Cancel culture and its most vicious proponents feed on attention, so referring back to it in every instance — especially in a negative light — only worsens the issue and draws it to the news again and again. In addition, conflating cancel culture with legitimate criticism has become a circumventing tactic for comedians. When marginalized groups react negatively to jokes that dehumanize them, it is never about something as inconsequential as their feelings, rather the material effects on their place in society. Comedians have a social responsibility, in standup legend George Carlin’s own words — to “punch up” — to direct their mockery to those higher in power: the government, the rich and other societally privileged members. This is the answer to Chappelle’s question halfway through “The Closer”: “Punching down — the fuck does that mean?”It’s the opposite of what Carlin wanted. While homophobia, racism, sexism, ableism and transphobia all exist at different points on the social ladder, the fact is that directing mockery towards them just worsens already negative conditions. The world is so much more nuanced, interconnected and beautiful than stereotype-based jokes simplify it to be, and it’s a shame that that humor has taken over like so.
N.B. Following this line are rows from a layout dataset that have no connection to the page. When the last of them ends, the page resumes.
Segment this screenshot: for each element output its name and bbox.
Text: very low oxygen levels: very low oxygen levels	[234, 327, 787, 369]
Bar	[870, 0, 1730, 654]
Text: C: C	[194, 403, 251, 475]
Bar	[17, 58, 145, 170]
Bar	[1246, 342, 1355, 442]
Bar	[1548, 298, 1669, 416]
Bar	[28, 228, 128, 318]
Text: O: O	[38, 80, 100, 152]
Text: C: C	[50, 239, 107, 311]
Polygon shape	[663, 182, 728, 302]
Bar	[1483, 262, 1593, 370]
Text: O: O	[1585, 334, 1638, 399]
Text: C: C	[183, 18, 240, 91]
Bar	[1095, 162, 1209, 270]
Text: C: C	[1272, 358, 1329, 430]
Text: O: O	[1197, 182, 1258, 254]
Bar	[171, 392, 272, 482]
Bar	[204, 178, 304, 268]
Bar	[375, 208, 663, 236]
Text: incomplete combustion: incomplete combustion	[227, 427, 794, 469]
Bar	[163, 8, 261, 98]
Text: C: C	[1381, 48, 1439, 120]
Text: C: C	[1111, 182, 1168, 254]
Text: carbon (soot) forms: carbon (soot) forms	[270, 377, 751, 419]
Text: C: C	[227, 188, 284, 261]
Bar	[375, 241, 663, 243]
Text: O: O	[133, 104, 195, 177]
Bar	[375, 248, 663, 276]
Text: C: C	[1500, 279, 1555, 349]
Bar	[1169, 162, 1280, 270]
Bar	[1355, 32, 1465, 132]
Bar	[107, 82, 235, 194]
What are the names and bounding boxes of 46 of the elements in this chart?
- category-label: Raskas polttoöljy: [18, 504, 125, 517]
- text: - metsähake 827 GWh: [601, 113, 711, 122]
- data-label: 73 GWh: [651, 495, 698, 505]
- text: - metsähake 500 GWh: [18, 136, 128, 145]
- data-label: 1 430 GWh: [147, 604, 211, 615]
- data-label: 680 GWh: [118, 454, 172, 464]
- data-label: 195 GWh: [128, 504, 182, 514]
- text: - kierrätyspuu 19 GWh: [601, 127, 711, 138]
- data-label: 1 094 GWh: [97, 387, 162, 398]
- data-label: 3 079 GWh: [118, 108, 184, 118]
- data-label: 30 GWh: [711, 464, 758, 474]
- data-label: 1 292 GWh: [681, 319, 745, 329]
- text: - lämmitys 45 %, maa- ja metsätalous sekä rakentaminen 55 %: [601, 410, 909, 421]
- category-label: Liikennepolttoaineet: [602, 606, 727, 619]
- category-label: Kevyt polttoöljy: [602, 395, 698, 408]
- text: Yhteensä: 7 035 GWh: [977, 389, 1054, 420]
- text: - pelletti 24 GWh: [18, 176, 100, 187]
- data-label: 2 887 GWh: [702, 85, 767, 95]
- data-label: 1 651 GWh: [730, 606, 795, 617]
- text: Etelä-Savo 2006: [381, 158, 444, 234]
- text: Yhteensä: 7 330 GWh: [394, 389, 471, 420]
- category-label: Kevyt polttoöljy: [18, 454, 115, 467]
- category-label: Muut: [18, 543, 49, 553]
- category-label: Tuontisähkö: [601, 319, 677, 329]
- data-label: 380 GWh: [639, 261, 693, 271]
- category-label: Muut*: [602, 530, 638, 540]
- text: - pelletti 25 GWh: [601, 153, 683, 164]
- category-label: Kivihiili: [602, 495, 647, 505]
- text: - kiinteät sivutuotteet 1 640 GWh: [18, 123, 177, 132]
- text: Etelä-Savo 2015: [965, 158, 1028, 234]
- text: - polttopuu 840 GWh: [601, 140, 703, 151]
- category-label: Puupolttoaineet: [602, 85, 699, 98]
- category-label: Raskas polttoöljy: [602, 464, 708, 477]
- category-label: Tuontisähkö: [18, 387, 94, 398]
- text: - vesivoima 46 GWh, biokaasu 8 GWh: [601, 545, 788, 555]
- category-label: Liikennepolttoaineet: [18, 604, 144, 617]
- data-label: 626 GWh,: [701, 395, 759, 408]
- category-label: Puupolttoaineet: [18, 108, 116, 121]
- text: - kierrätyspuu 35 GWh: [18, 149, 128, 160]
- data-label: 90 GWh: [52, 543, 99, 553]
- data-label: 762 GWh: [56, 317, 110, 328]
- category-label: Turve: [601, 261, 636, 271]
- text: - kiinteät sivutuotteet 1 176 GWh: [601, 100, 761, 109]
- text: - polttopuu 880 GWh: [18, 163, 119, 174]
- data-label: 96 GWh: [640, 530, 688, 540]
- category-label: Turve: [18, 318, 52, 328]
Comedians like Ricky Gervais, Bill Maher and, again, Dave Chappelle have been coming under fire recently for their transphobic comedy. To those who would object that seeing another comedian is always an option, John Mulaney has also come under fire by his vast audience of Queer fans for including Chappelle’s unannounced Queerphobic opener with his show. Bigoted comics have become such loud and omnipresent figures in our society at this point that the threat they pose to marginalized groups cannot be ignored. Chappelle is especially frustrating because I can see his empathy, research and drive to change in almost every other area he covers, like his powerful special on George Floyd. Despite this, he ended “The Closer” by making an obviously false claim that cancel culture somehow poses a threat to the livelihoods of millionaires like DaBaby and Kevin Hart. His final callback was a plea to “stop punching down on my people,” which is so illogical it’s almost funny. Almost. The mob that threatens us isn’t hordes of Twitter users or victims of sexual misconduct speaking out. It’s white supremacist terrorists growing, it’s eugenics returning in the pandemic era and it’s Queerphobic hate crimes and legislation on the rise, all of which objectively unfunny bigoted jokes lay a societal basis for. Comics are shredding their credibility by constantly crying cancel culture and are neglecting their societal duty to the flock below them. Us “sheep” are their livelihoods, and the wolves are preparing to pounce.